Millions of dollars in research and infrastructure funding is being rolled out this month across Nova Scotia university campuses.
Today, federal and provincial cabinet ministers were at Acadia University to announce $22.2 million to upgrade its science building.
It is part of a $2-billion higher education funding package contained in the last federal budget, said Philip Proulx, spokesman Innovation, Science and Economic Development Canada. Much of Canada's post-secondary infrastructure is over 25 years old.
Costs shared by feds, province
"To modernize labs, to modernize research centres, research facilities on campuses. We put out a call for projects during the summer. All the universities submitted projects," Proulx said.
"That's what we are doing now. We are announcing projects across the country.

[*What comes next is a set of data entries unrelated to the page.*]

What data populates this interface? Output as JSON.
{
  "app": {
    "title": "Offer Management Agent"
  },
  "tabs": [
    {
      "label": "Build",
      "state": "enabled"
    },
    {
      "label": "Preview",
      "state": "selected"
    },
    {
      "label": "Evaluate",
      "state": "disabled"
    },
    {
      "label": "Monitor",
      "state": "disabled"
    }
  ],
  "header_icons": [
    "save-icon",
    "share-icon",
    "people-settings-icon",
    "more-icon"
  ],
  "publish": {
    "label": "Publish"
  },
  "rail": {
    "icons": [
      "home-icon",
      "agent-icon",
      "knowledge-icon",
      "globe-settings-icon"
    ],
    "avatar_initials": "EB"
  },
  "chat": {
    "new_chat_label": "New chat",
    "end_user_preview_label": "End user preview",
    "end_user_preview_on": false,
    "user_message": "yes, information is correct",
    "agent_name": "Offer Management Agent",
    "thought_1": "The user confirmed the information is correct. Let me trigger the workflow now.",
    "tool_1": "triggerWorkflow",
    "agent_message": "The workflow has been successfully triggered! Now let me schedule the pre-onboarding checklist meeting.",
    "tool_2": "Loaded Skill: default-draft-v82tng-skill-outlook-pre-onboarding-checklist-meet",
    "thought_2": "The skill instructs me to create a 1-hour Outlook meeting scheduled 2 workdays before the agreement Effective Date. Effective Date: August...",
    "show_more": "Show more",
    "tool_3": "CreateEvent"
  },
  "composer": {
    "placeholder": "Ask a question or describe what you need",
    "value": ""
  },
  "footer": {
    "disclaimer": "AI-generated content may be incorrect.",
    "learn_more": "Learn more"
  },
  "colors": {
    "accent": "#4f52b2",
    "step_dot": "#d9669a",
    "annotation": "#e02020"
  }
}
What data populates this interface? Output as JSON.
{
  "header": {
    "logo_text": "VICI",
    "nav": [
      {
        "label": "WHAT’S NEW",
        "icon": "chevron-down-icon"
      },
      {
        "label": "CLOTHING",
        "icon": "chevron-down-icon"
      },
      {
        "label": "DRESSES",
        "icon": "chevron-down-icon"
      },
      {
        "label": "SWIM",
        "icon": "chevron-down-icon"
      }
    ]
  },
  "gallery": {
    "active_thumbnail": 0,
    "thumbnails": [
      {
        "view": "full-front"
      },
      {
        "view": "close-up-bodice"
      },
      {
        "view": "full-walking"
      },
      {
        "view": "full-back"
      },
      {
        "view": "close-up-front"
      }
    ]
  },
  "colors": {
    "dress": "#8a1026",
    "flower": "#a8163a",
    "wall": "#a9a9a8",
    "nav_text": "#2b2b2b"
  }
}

We're going to be announcing more in weeks to come.
The total costs of the projects are being shared by the federal and provincial governments as well as private-sector donors.
"The federal government is putting 50 per cent of the eligible costs under the program, then the institutions or the province have to cover the other 50 per cent."
More projects to be announced
Earlier this month, Nova Scotia Community College received $19.7 million to turn the former Canadian Coast Guard base on the Dartmouth waterfront into an incubation hub for research, design and development.
Proulx said more announcements can be expected from other Nova Scotia universities throughout September.
He added that this week the federal government added 50 per cent increases to Canada student grant amounts, which will affect about 11,000 Nova Scotia students. The increases are:
- $2,000 to $3,000 per year for full-time students from low-income families.
- $1,200 to $1,800 per year for part-time students from low-income families.
- $800 to $1,200 per year for students from middle-income families.